Before life made itself known to her, Dutton's bookstore was home, and family.

April 03, 2006|Marci Vogel | MARCI VOGEL writes a weekly column in the Culver City News.

DUTTON'S BOOKS in North Hollywood is closing.

It was M. who first told me about Dutton's Books, across the aisle in our high school trig class. He could afford to talk; I couldn't. Besides the fact that I didn't understand a word the teacher said, I had a big crush on M. and my voice couldn't be trusted.

In those days, I lived east, way east, over by Roscoe Boulevard and the In-N-Out Burger. I was beyond the pale, outside the district, going to a good public school under cover of a family friend's address. I was out of Dutton's league, especially with its favorable location at Laurel Canyon and Magnolia. "There's no chance," M. whispered as my pencil scrawled hopeless notes. "Dutton's only hires family."

Several years later, I was just returned from a junior year in Ireland and in need of a summer job. My savvy collegiate peers had snagged internships in their fields, but I was an English major without a foreseeable future.

I donned the uniform of the moment -- overalls and a T-shirt -- and set out to the UCLA career center. Passing Dutton's, I decided to stop and ask if they were hiring.

It was, perhaps, my first significant acceptance when they hired me on the spot. I was not family; I was simply a college kid who loved reading. I had entered the sanctuary, and they had not said no.

That first day I set to work organizing the used hardcovers. It wasn't until almost 4 o'clock that I got up the nerve to ask if I could break for lunch. I worked at Dutton's over the next several summers and Christmas breaks, all through that lonely time of my early 20s when life was waiting to make itself known.
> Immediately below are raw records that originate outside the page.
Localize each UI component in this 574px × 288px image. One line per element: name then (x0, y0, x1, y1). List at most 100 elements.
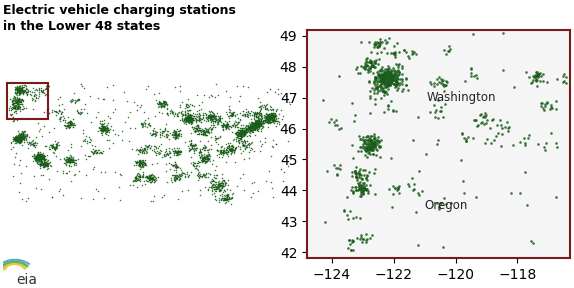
Point (97, 124, 106, 128)
Point (260, 115, 269, 120)
Point (172, 166, 181, 170)
Point (157, 103, 166, 108)
Point (254, 122, 263, 126)
Point (14, 138, 23, 143)
Point (36, 150, 45, 155)
Point (528, 79, 537, 84)
Point (247, 141, 256, 146)
Point (272, 114, 281, 118)
Point (237, 112, 246, 117)
Point (231, 123, 240, 128)
Point (68, 159, 77, 164)
Point (52, 143, 61, 148)
Point (251, 123, 261, 128)
Point (253, 123, 262, 128)
Point (243, 128, 252, 132)
Point (378, 81, 387, 85)
Point (64, 124, 73, 129)
Point (184, 115, 193, 120)
Point (162, 102, 172, 106)
Point (158, 131, 167, 135)
Point (15, 134, 24, 139)
Point (18, 132, 27, 136)
Point (161, 102, 170, 106)
Point (193, 168, 202, 172)
Point (222, 125, 231, 130)
Point (183, 174, 192, 179)
Point (196, 129, 205, 133)
Point (156, 148, 165, 153)
Point (170, 148, 180, 153)
Point (134, 162, 144, 166)
Point (240, 125, 249, 129)
Point (240, 132, 249, 137)
Point (209, 115, 218, 119)
Point (355, 180, 364, 185)
Point (14, 97, 23, 102)
Point (18, 135, 27, 140)
Point (534, 72, 543, 76)
Point (479, 114, 488, 119)
Point (13, 86, 22, 91)
Point (268, 114, 277, 119)
Point (255, 122, 264, 126)
Point (44, 177, 53, 181)
Point (187, 143, 196, 147)
Point (224, 124, 234, 128)
Point (258, 120, 267, 125)
Point (211, 185, 220, 189)
Point (264, 111, 273, 116)
Point (76, 111, 85, 115)
Point (215, 183, 224, 187)
Point (379, 76, 388, 81)
Point (185, 119, 195, 123)
Point (230, 149, 239, 154)
Point (125, 139, 134, 144)
Point (218, 185, 227, 190)
Point (263, 114, 273, 118)
Point (221, 124, 230, 129)
Point (103, 123, 112, 127)
Point (32, 154, 41, 159)
Point (98, 122, 107, 126)
Point (215, 184, 224, 189)
Point (216, 148, 226, 153)
Point (52, 143, 61, 147)
Point (66, 155, 75, 160)
Point (32, 156, 41, 161)
Point (28, 159, 37, 164)
Point (11, 90, 20, 94)
Point (370, 77, 379, 82)
Point (36, 156, 45, 160)
Point (235, 141, 244, 145)
Point (235, 140, 244, 144)
Point (156, 104, 165, 109)
Point (209, 190, 218, 195)
Point (181, 115, 190, 120)
Point (226, 146, 235, 151)
Point (32, 158, 41, 162)
Point (243, 127, 252, 131)
Point (51, 109, 60, 114)
Point (196, 120, 205, 124)
Point (370, 140, 379, 145)
Point (193, 123, 202, 128)
Point (171, 133, 180, 138)
Point (161, 134, 170, 139)
Point (192, 92, 201, 97)
Point (186, 115, 195, 119)
Point (366, 134, 375, 138)
Point (247, 116, 256, 121)
Point (203, 138, 212, 143)
Point (246, 113, 255, 118)
Point (265, 168, 274, 173)
Point (89, 147, 98, 152)
Point (270, 114, 280, 118)
Point (236, 134, 245, 139)
Point (34, 152, 44, 157)
Point (373, 45, 382, 50)
Point (149, 92, 158, 97)
Point (355, 175, 364, 179)
Point (37, 152, 46, 157)
Point (224, 124, 234, 128)
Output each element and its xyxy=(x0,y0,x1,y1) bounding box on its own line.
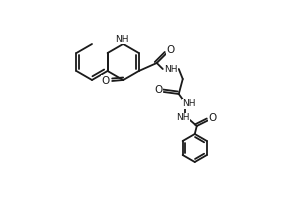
Text: O: O xyxy=(167,45,175,55)
Text: NH: NH xyxy=(182,99,196,108)
Text: O: O xyxy=(208,113,217,123)
Text: NH: NH xyxy=(176,114,190,122)
Text: NH: NH xyxy=(116,34,129,44)
Text: NH: NH xyxy=(164,64,178,73)
Text: O: O xyxy=(154,85,163,95)
Text: O: O xyxy=(101,76,109,86)
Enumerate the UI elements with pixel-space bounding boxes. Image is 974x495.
It was the perfect hiding place, with used books, rare books, new books stacked high, a labyrinthine path through three rooms, worn linoleum soft under my feet. We had shelved books by category, of course, but that didn't make them any easier to find. We worked as a team of "intuitives," able to divine single volumes out of the stacks.

Everyone assumes bookstore clerks get a lot of reading done, but I never even got through one poem. Dutton's phone rang nonstop, and we prided ourselves on answering it. If we weren't with a customer or at the register, we'd pick up immediately.
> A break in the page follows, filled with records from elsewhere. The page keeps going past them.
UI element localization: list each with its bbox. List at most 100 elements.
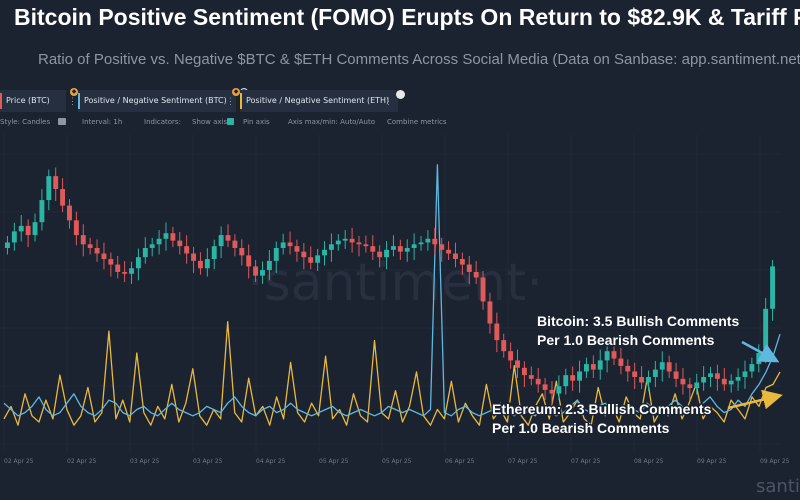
price-candle — [473, 261, 479, 284]
price-candle — [301, 243, 307, 270]
x-tick-label: 09 Apr 25 — [760, 458, 790, 465]
alert-badge-icon: ◆ — [232, 88, 240, 96]
price-candle — [639, 366, 645, 389]
price-candle — [308, 246, 314, 270]
price-candle — [673, 362, 679, 388]
price-candle — [411, 233, 417, 260]
price-candle — [73, 211, 79, 246]
alert-badge-icon: ◆ — [70, 88, 78, 96]
metric-tab-btc-sentiment[interactable]: Positive / Negative Sentiment (BTC) — [78, 90, 236, 112]
price-candle — [432, 227, 438, 255]
price-candle — [198, 252, 203, 275]
chart-grid — [0, 134, 780, 452]
price-candle — [632, 362, 638, 389]
price-candle — [156, 230, 162, 255]
price-candle — [397, 239, 403, 260]
x-tick-label: 05 Apr 25 — [319, 458, 349, 465]
metric-tab-eth-sentiment[interactable]: Positive / Negative Sentiment (ETH) — [240, 90, 398, 112]
x-tick-label: 02 Apr 25 — [67, 458, 97, 465]
price-candle — [604, 344, 610, 373]
x-axis-ticks: 02 Apr 25 02 Apr 25 03 Apr 25 03 Apr 25 04 A… — [4, 458, 790, 465]
price-candle — [53, 167, 59, 201]
btc-annotation-line-2: Per 1.0 Bearish Comments — [537, 332, 715, 348]
x-tick-label: 07 Apr 25 — [571, 458, 601, 465]
price-candle — [363, 235, 369, 253]
price-candle — [170, 226, 176, 248]
price-candle — [101, 242, 107, 270]
price-candle — [328, 233, 334, 262]
price-candle — [184, 235, 190, 264]
price-candle — [439, 237, 445, 262]
price-candle — [46, 169, 52, 211]
price-candle — [480, 271, 486, 310]
indicators-selector[interactable]: Indicators: — [144, 118, 181, 126]
add-metric-icon[interactable] — [396, 90, 405, 99]
watermark: ·santiment· — [247, 253, 543, 313]
price-candle — [694, 373, 700, 395]
metric-color-swatch — [0, 93, 2, 109]
price-candle — [425, 230, 431, 251]
price-candle — [294, 239, 300, 262]
metric-label: Price (BTC) — [6, 96, 50, 105]
show-axis-toggle[interactable]: Show axis — [192, 118, 228, 126]
price-candle — [356, 236, 362, 257]
price-candle — [735, 368, 741, 391]
price-candle — [39, 189, 45, 231]
price-candle — [218, 226, 224, 259]
price-candle — [501, 333, 507, 358]
price-candle — [94, 239, 100, 262]
combine-metrics-toggle[interactable]: Combine metrics — [387, 118, 447, 126]
price-candle — [687, 377, 693, 401]
price-candle — [652, 360, 658, 388]
price-candle — [135, 248, 141, 281]
show-axis-checkbox-icon[interactable] — [227, 118, 234, 125]
x-tick-label: 08 Apr 25 — [634, 458, 664, 465]
price-candle — [563, 368, 569, 395]
price-candle — [494, 312, 500, 353]
metric-tab-price-btc[interactable]: Price (BTC) — [0, 90, 66, 112]
price-candle — [273, 241, 279, 273]
eth-annotation-arrow — [727, 389, 783, 410]
eth-sentiment-line — [3, 321, 781, 426]
price-candle — [115, 255, 121, 279]
price-candle — [122, 261, 128, 283]
price-candle — [18, 214, 24, 242]
price-candle — [770, 259, 775, 321]
metric-color-swatch — [78, 93, 80, 109]
price-candle — [728, 374, 734, 393]
price-candle — [528, 366, 534, 386]
price-candle — [597, 349, 603, 380]
btc-annotation-line-1: Bitcoin: 3.5 Bullish Comments — [537, 313, 739, 329]
price-candle — [266, 250, 272, 281]
price-candle — [322, 241, 327, 266]
x-tick-label: 03 Apr 25 — [193, 458, 223, 465]
axis-minmax-selector[interactable]: Axis max/min: Auto/Auto — [288, 118, 376, 126]
price-candle — [742, 360, 748, 389]
price-candle — [204, 248, 210, 277]
price-candles-series — [5, 167, 775, 406]
price-candle — [370, 235, 376, 260]
chart-subtitle: Ratio of Positive vs. Negative $BTC & $E… — [38, 51, 800, 68]
price-candle — [542, 377, 548, 401]
price-candle — [466, 255, 472, 284]
price-candle — [666, 355, 672, 378]
price-candle — [87, 237, 93, 255]
x-tick-label: 04 Apr 25 — [256, 458, 286, 465]
price-candle — [67, 199, 72, 229]
metric-color-swatch — [240, 93, 242, 109]
interval-selector[interactable]: Interval: 1h — [82, 118, 123, 126]
metric-label: Positive / Negative Sentiment (BTC) — [84, 96, 227, 105]
price-candle — [142, 237, 148, 264]
eth-annotation-line-1: Ethereum: 2.3 Bullish Comments — [492, 401, 712, 417]
metric-tabs: Price (BTC) ⋮ ◆ Positive / Negative Sent… — [0, 88, 800, 112]
pin-axis-toggle[interactable]: Pin axis — [243, 118, 270, 126]
color-picker-icon[interactable] — [58, 118, 66, 125]
price-candle — [584, 357, 589, 378]
price-candle — [349, 227, 355, 253]
price-candle — [459, 252, 465, 275]
price-candle — [177, 231, 183, 255]
price-candle — [515, 349, 520, 378]
price-candle — [570, 366, 576, 391]
style-selector[interactable]: Style: Candles — [0, 118, 51, 126]
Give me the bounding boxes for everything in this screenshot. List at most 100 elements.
The questions were wide-ranging. Usually the voice at the other end would ask if we had some or another book. But just as often the caller would request a certain date or name of a place -- more often than not about the San Fernando Valley. It was like working in a research library.
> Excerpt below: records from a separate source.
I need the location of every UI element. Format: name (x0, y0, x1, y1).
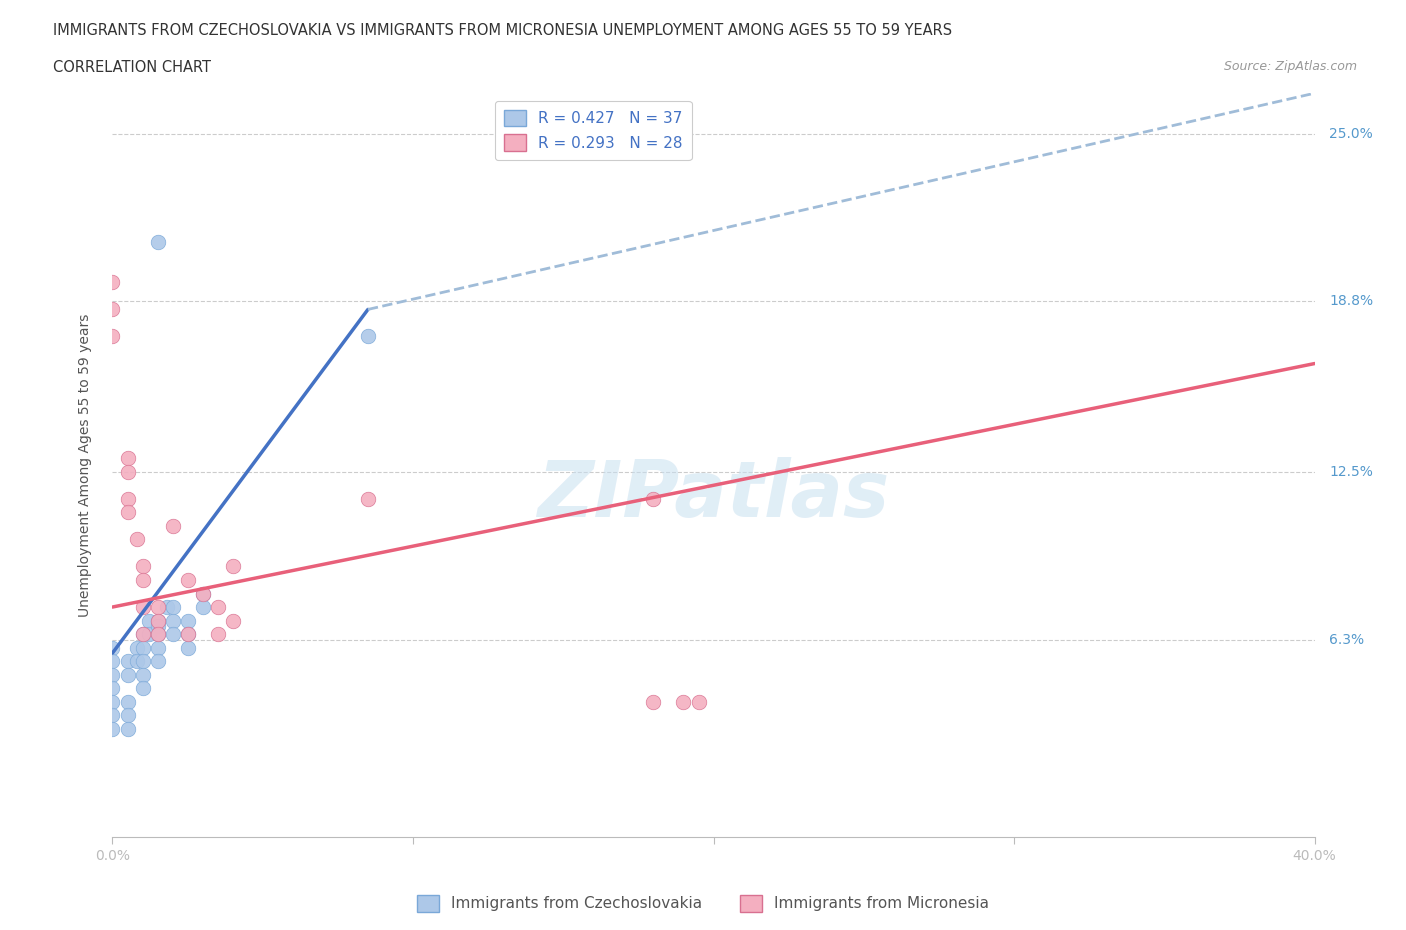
Text: 18.8%: 18.8% (1329, 294, 1374, 309)
Point (117, 505, 139, 520)
Point (131, 600, 153, 615)
Point (643, 491, 665, 506)
Point (117, 654, 139, 669)
Point (101, 708, 124, 723)
Text: Source: ZipAtlas.com: Source: ZipAtlas.com (1223, 60, 1357, 73)
Point (146, 613, 169, 628)
Point (138, 613, 160, 628)
Point (176, 613, 198, 628)
Point (357, 491, 380, 506)
Point (191, 586, 214, 601)
Point (191, 586, 214, 601)
Legend: Immigrants from Czechoslovakia, Immigrants from Micronesia: Immigrants from Czechoslovakia, Immigran… (411, 889, 995, 918)
Point (117, 464, 139, 479)
Point (101, 654, 124, 669)
Point (357, 329, 380, 344)
Point (146, 640, 169, 655)
Y-axis label: Unemployment Among Ages 55 to 59 years: Unemployment Among Ages 55 to 59 years (77, 313, 91, 617)
Point (176, 627, 198, 642)
Text: CORRELATION CHART: CORRELATION CHART (53, 60, 211, 75)
Point (146, 618, 169, 633)
Point (131, 654, 153, 669)
Point (146, 627, 169, 642)
Point (162, 518, 184, 533)
Point (101, 329, 124, 344)
Point (176, 627, 198, 642)
Point (191, 600, 214, 615)
Point (101, 302, 124, 317)
Point (146, 654, 169, 669)
Point (643, 695, 665, 710)
Point (207, 600, 229, 615)
Point (125, 532, 148, 547)
Point (131, 681, 153, 696)
Point (117, 708, 139, 723)
Point (131, 559, 153, 574)
Point (117, 722, 139, 737)
Point (138, 627, 160, 642)
Point (125, 640, 148, 655)
Point (146, 600, 169, 615)
Point (131, 640, 153, 655)
Point (222, 559, 245, 574)
Point (146, 234, 169, 249)
Point (146, 613, 169, 628)
Point (131, 573, 153, 588)
Text: ZIPatlas: ZIPatlas (537, 457, 890, 533)
Point (672, 695, 695, 710)
Point (131, 627, 153, 642)
Point (125, 654, 148, 669)
Text: 12.5%: 12.5% (1329, 465, 1372, 479)
Point (162, 600, 184, 615)
Point (146, 627, 169, 642)
Point (162, 613, 184, 628)
Point (117, 451, 139, 466)
Point (101, 681, 124, 696)
Point (176, 640, 198, 655)
Text: IMMIGRANTS FROM CZECHOSLOVAKIA VS IMMIGRANTS FROM MICRONESIA UNEMPLOYMENT AMONG : IMMIGRANTS FROM CZECHOSLOVAKIA VS IMMIGR… (53, 23, 952, 38)
Point (101, 722, 124, 737)
Point (117, 667, 139, 682)
Point (155, 600, 177, 615)
Point (101, 640, 124, 655)
Text: 25.0%: 25.0% (1329, 126, 1372, 140)
Point (162, 627, 184, 642)
Point (117, 695, 139, 710)
Point (207, 627, 229, 642)
Point (176, 573, 198, 588)
Point (222, 613, 245, 628)
Point (101, 695, 124, 710)
Point (131, 627, 153, 642)
Point (688, 695, 710, 710)
Point (131, 667, 153, 682)
Legend: R = 0.427   N = 37, R = 0.293   N = 28: R = 0.427 N = 37, R = 0.293 N = 28 (495, 100, 692, 160)
Point (101, 275, 124, 290)
Text: 6.3%: 6.3% (1329, 632, 1364, 646)
Point (101, 667, 124, 682)
Point (117, 491, 139, 506)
Because I was only 20, I frequently had to look up the information, ask a colleague or consult Dave Dutton. Mr. Dutton knew almost everything about anything that ever happened, especially if it happened in the Valley. If the question was a real stumper, he'd take the phone himself. Even if he couldn't answer the question, he enjoyed commiserating with others who wondered about the same things he did.

Sometimes I think people were just lonely and wanted to talk.

Naturally, each of us workers acquired favorite customers and sections. Amy, for example, looked after true crime and the man with the beautiful neck who always browsed art history. I tended dead authors, and one day took it upon myself to weed out New Age from what I regarded as "real" philosophy. I suppose it was my first real act of intellectual confidence -- or arrogance.

Sometimes our customers took care of us. I still cherish a book left for me one day at the front desk; a note tucked inside "Three by Truman Capote" read: "Marci, I remembered that you wanted this book when I bought it. I found another copy so please accept this one. Mark M."

We kept a pot of coffee brewing all day, and KUSC on the radio. I remember one slow Sunday afternoon, hearing for the first time Samuel Barber's "Adagio for Strings." I had to stop working, thinking I would die of sadness.

It's been 20 years since I entered the world outside, but occasionally, I'll meet another Dutton's veteran. It may not be by blood, but there is a bond; we are somehow kin.

And sometimes now I will wake up, the residue of a lovely dream still coursing through my mind: I am surrounded by books and the shop, cozy and kind, with strangers made family by the books surrounding them.